Though the extent of the streamlining and cost-savings efforts have not been disclosed by the company, according to the source, Nomura is looking for a target of $750 million in annual cost savings. These savings would be added over the previous target of $1.2 billion of cost savings plan launched in the latter half of 2011, which also included 1,000 layoffs.
Based on the downfall in earnings in fiscal first quarter 2013 and the ongoing pressure in Europe, most of the job cuts will take place in Europe as well as in Asia and the Americas. Previously, Nomura acquired the European and Asian operations of the failed Lehman Brothers in 2008, while it established its own operations in the United States.

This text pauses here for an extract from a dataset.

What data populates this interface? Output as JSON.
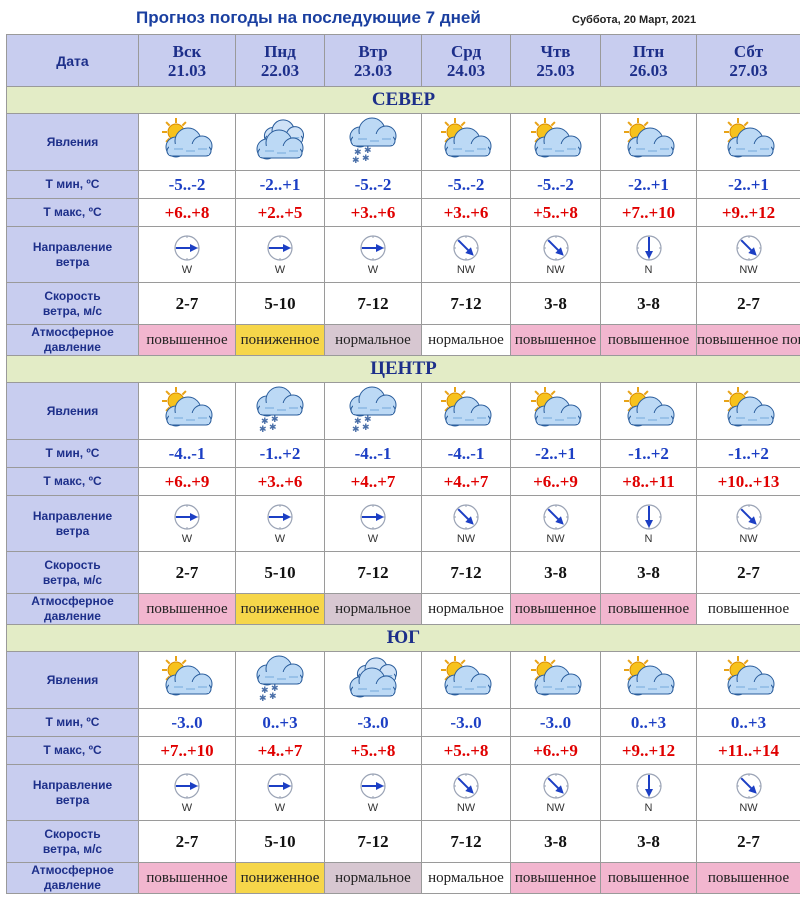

Since the first quarter, Wholesale revenues for Nomura were driven by Fixed Income, which prompted the company to plan moving some resources to fixed income to increase profitability.

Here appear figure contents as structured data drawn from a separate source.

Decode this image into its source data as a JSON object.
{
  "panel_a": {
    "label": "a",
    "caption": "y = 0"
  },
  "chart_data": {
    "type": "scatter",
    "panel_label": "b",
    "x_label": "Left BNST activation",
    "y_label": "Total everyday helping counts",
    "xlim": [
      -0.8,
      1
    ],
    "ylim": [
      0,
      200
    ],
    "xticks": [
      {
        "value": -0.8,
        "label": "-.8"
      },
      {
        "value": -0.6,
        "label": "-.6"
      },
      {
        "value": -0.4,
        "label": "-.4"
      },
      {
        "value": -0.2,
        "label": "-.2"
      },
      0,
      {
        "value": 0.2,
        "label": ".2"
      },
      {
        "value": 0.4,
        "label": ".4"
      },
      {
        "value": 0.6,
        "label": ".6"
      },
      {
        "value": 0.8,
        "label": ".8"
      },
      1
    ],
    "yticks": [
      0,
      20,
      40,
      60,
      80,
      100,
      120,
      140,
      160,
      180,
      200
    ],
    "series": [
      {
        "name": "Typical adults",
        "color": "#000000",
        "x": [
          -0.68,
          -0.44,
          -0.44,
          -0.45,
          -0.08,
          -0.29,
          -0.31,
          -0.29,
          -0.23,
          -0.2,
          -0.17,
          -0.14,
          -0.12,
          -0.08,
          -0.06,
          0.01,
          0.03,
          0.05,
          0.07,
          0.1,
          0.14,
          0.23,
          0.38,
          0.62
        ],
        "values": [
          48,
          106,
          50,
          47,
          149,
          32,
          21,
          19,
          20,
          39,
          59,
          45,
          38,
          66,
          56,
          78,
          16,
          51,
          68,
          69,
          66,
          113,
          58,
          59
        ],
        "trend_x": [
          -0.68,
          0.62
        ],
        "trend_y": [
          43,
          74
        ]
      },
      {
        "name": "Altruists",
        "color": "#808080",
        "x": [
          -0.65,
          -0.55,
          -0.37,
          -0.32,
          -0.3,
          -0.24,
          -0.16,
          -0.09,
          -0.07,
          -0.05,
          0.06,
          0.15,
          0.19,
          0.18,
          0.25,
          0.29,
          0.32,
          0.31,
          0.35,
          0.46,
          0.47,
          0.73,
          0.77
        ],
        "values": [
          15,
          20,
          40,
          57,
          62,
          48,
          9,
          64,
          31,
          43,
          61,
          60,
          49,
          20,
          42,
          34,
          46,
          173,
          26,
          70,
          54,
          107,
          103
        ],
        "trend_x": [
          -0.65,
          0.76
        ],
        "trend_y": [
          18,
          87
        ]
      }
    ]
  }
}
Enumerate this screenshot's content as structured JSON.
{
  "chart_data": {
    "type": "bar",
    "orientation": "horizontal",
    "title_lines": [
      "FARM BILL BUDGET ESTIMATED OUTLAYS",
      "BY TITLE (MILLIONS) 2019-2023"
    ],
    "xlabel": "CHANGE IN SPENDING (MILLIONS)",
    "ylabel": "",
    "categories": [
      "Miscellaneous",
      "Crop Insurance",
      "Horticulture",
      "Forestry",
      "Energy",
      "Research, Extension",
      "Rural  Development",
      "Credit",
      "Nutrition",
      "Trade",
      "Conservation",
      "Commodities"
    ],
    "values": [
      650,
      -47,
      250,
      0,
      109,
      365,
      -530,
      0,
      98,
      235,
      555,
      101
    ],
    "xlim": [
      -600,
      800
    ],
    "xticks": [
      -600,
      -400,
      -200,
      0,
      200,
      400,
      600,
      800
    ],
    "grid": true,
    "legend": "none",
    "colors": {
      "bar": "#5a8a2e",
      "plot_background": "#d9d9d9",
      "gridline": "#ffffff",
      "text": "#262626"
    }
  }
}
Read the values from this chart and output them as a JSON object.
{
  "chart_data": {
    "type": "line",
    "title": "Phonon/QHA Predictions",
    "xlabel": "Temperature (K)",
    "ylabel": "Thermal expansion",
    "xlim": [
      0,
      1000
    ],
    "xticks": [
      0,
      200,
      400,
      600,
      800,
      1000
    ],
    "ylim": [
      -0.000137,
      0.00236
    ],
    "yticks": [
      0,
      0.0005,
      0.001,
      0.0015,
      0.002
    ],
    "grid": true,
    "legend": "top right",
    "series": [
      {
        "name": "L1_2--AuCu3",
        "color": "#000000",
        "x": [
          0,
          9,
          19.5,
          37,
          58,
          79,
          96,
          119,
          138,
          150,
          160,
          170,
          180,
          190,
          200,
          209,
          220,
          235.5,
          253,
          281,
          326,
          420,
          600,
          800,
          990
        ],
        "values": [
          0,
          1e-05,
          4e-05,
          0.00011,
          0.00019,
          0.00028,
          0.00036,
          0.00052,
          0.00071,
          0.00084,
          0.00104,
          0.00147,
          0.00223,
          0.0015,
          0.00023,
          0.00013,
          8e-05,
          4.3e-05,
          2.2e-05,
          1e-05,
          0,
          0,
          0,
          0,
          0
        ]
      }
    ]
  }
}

Among the U.S. banks, which are sailing on the same boat as Nomura, Morgan Stanley (MS - Analyst Report) laid off 2,935 employees in 12 months ended March 31, 2012 as part of its cost-cutting efforts. Majority of the banks worldwide are struggling to contain costs amidst the gloomy macro-economic factors and Eurozone crisis.

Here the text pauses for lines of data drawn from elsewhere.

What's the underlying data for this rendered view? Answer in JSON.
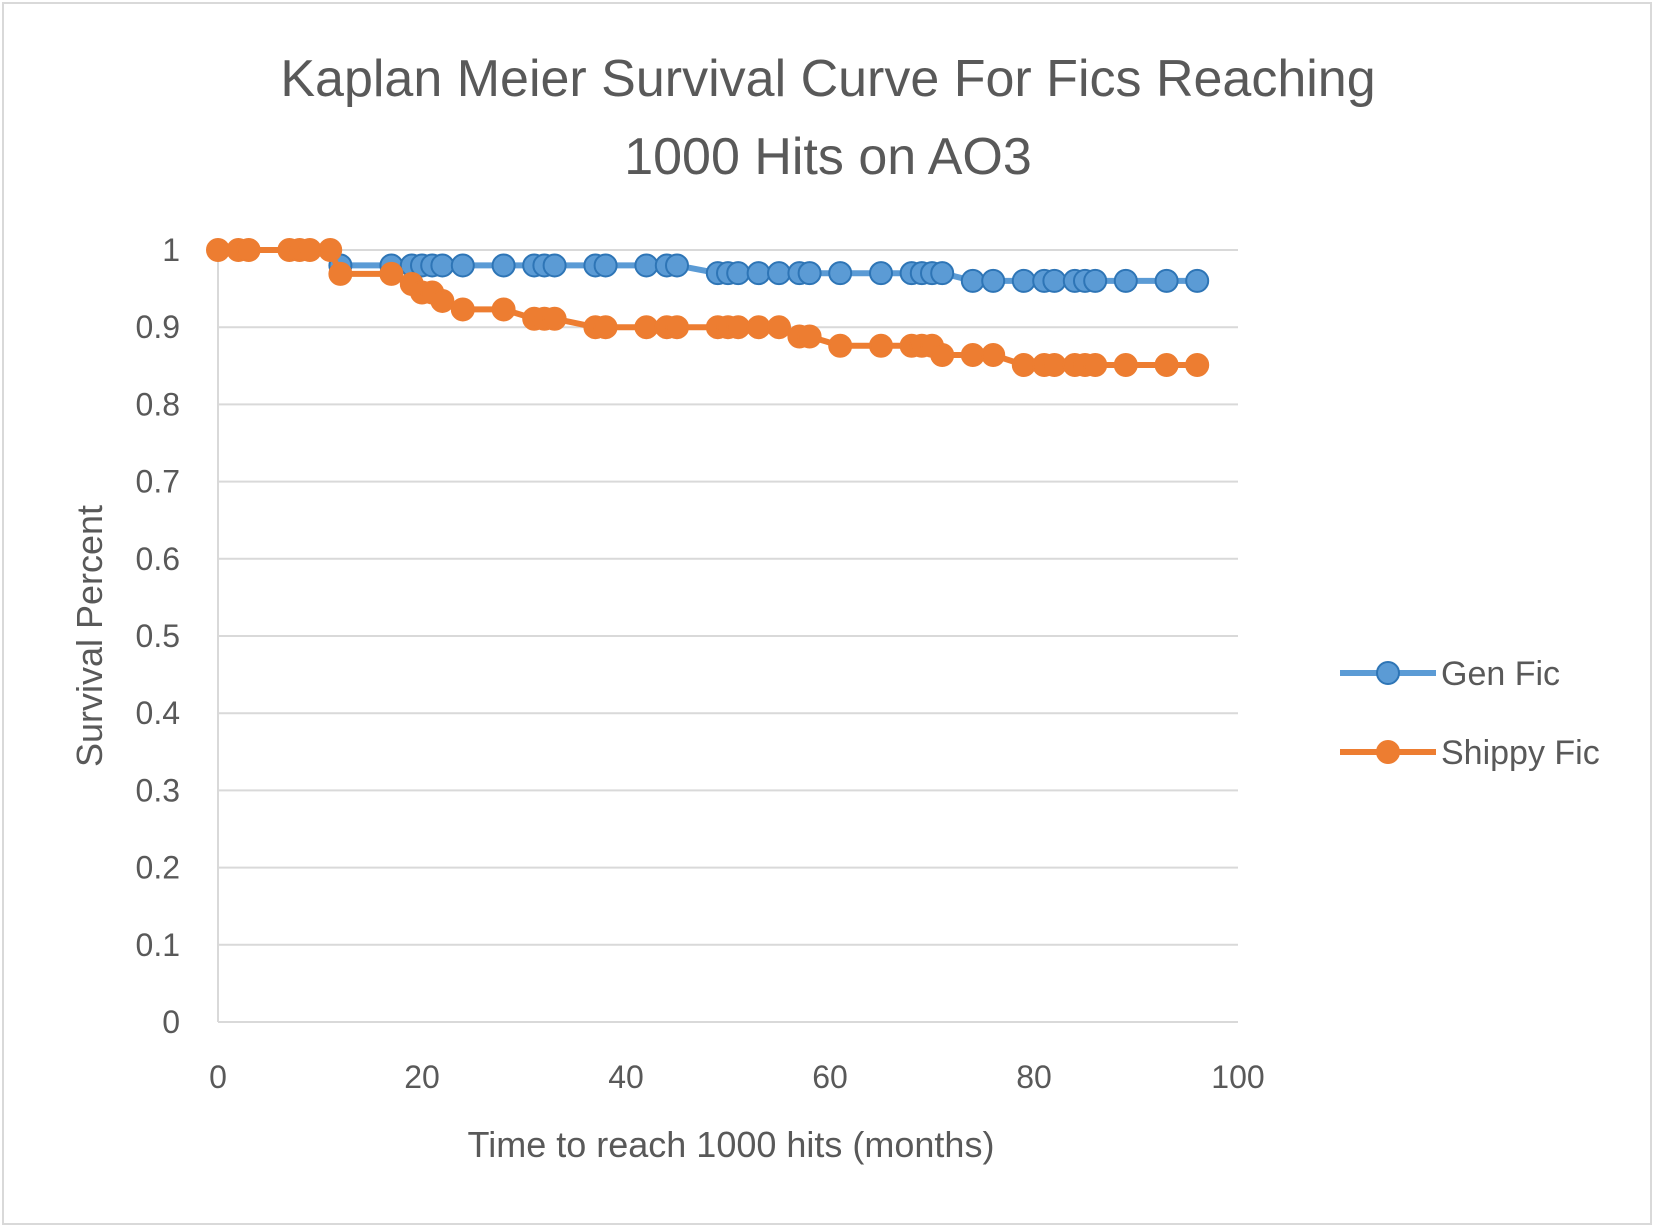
{
  "chart_data": {
    "type": "line",
    "title_lines": [
      "Kaplan Meier Survival Curve For Fics Reaching",
      "1000 Hits on AO3"
    ],
    "xlabel": "Time to reach 1000 hits (months)",
    "ylabel": "Survival Percent",
    "xlim": [
      0,
      100
    ],
    "ylim": [
      0,
      1
    ],
    "x_ticks": [
      "0",
      "20",
      "40",
      "60",
      "80",
      "100"
    ],
    "y_ticks": [
      "0",
      "0.1",
      "0.2",
      "0.3",
      "0.4",
      "0.5",
      "0.6",
      "0.7",
      "0.8",
      "0.9",
      "1"
    ],
    "grid": true,
    "legend_position": "right",
    "series": [
      {
        "name": "Gen Fic",
        "color": "#5b9bd5",
        "edge_color": "#2e75b6",
        "points": [
          [
            12,
            0.98
          ],
          [
            17,
            0.98
          ],
          [
            19,
            0.98
          ],
          [
            20,
            0.98
          ],
          [
            21,
            0.98
          ],
          [
            22,
            0.98
          ],
          [
            24,
            0.98
          ],
          [
            28,
            0.98
          ],
          [
            31,
            0.98
          ],
          [
            32,
            0.98
          ],
          [
            33,
            0.98
          ],
          [
            37,
            0.98
          ],
          [
            38,
            0.98
          ],
          [
            42,
            0.98
          ],
          [
            44,
            0.98
          ],
          [
            45,
            0.98
          ],
          [
            49,
            0.97
          ],
          [
            50,
            0.97
          ],
          [
            51,
            0.97
          ],
          [
            53,
            0.97
          ],
          [
            55,
            0.97
          ],
          [
            57,
            0.97
          ],
          [
            58,
            0.97
          ],
          [
            61,
            0.97
          ],
          [
            65,
            0.97
          ],
          [
            68,
            0.97
          ],
          [
            69,
            0.97
          ],
          [
            70,
            0.97
          ],
          [
            71,
            0.97
          ],
          [
            74,
            0.96
          ],
          [
            76,
            0.96
          ],
          [
            79,
            0.96
          ],
          [
            81,
            0.96
          ],
          [
            82,
            0.96
          ],
          [
            84,
            0.96
          ],
          [
            85,
            0.96
          ],
          [
            86,
            0.96
          ],
          [
            89,
            0.96
          ],
          [
            93,
            0.96
          ],
          [
            96,
            0.96
          ]
        ]
      },
      {
        "name": "Shippy Fic",
        "color": "#ed7d31",
        "edge_color": "#ed7d31",
        "points": [
          [
            0,
            1.0
          ],
          [
            2,
            1.0
          ],
          [
            3,
            1.0
          ],
          [
            7,
            1.0
          ],
          [
            8,
            1.0
          ],
          [
            9,
            1.0
          ],
          [
            11,
            1.0
          ],
          [
            12,
            0.969
          ],
          [
            17,
            0.969
          ],
          [
            19,
            0.956
          ],
          [
            20,
            0.945
          ],
          [
            21,
            0.945
          ],
          [
            22,
            0.934
          ],
          [
            24,
            0.923
          ],
          [
            28,
            0.923
          ],
          [
            31,
            0.911
          ],
          [
            32,
            0.911
          ],
          [
            33,
            0.911
          ],
          [
            37,
            0.9
          ],
          [
            38,
            0.9
          ],
          [
            42,
            0.9
          ],
          [
            44,
            0.9
          ],
          [
            45,
            0.9
          ],
          [
            49,
            0.9
          ],
          [
            50,
            0.9
          ],
          [
            51,
            0.9
          ],
          [
            53,
            0.9
          ],
          [
            55,
            0.9
          ],
          [
            57,
            0.888
          ],
          [
            58,
            0.888
          ],
          [
            61,
            0.876
          ],
          [
            65,
            0.876
          ],
          [
            68,
            0.876
          ],
          [
            69,
            0.876
          ],
          [
            70,
            0.876
          ],
          [
            71,
            0.864
          ],
          [
            74,
            0.864
          ],
          [
            76,
            0.864
          ],
          [
            79,
            0.851
          ],
          [
            81,
            0.851
          ],
          [
            82,
            0.851
          ],
          [
            84,
            0.851
          ],
          [
            85,
            0.851
          ],
          [
            86,
            0.851
          ],
          [
            89,
            0.851
          ],
          [
            93,
            0.851
          ],
          [
            96,
            0.851
          ]
        ]
      }
    ]
  }
}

Banks including Citigroup, Inc. (C - Analyst Report), HSBC Holdings plc and The Royal Bank of Scotland Group plc (RBS - Snapshot Report) have also significantly trimmed down their workforce as part of their cost-cutting measures.
The near-term outlook of an economic recovery remains dismal. Moreover, the regulatory landscape is becoming stringent with the Federal Reserve’s new proposed rules that take into consideration both Basel III as well as the Dodd-Frank reforms. These proposed rules require banks to maintain higher capital ratios that will significantly alter their investment and lending capacities and dent the revenue prospects.
Consequently, banks will adopt rigorous cost-cutting measures to maintain a sound capital buffer in order to withstand any financial crisis. However, with numerous job losses, unemployment rate could worsen and put the economic recovery at stake.
In the current sluggish markets, which are marred by new regulations, the banks have resorted to downsizing in order to reduce expenditures. Moreover, concerns regarding the European debt crisis have added to their woes.
Overall, until revenue generation revives, a worsening cost-to-income ratio will continue to force many more banks to reduce their costs through job cuts as they need to maximize profits in order to boost capital ratios.
Nomura currently retains a Zacks #4 Rank, which translates into a short-term Sell rating.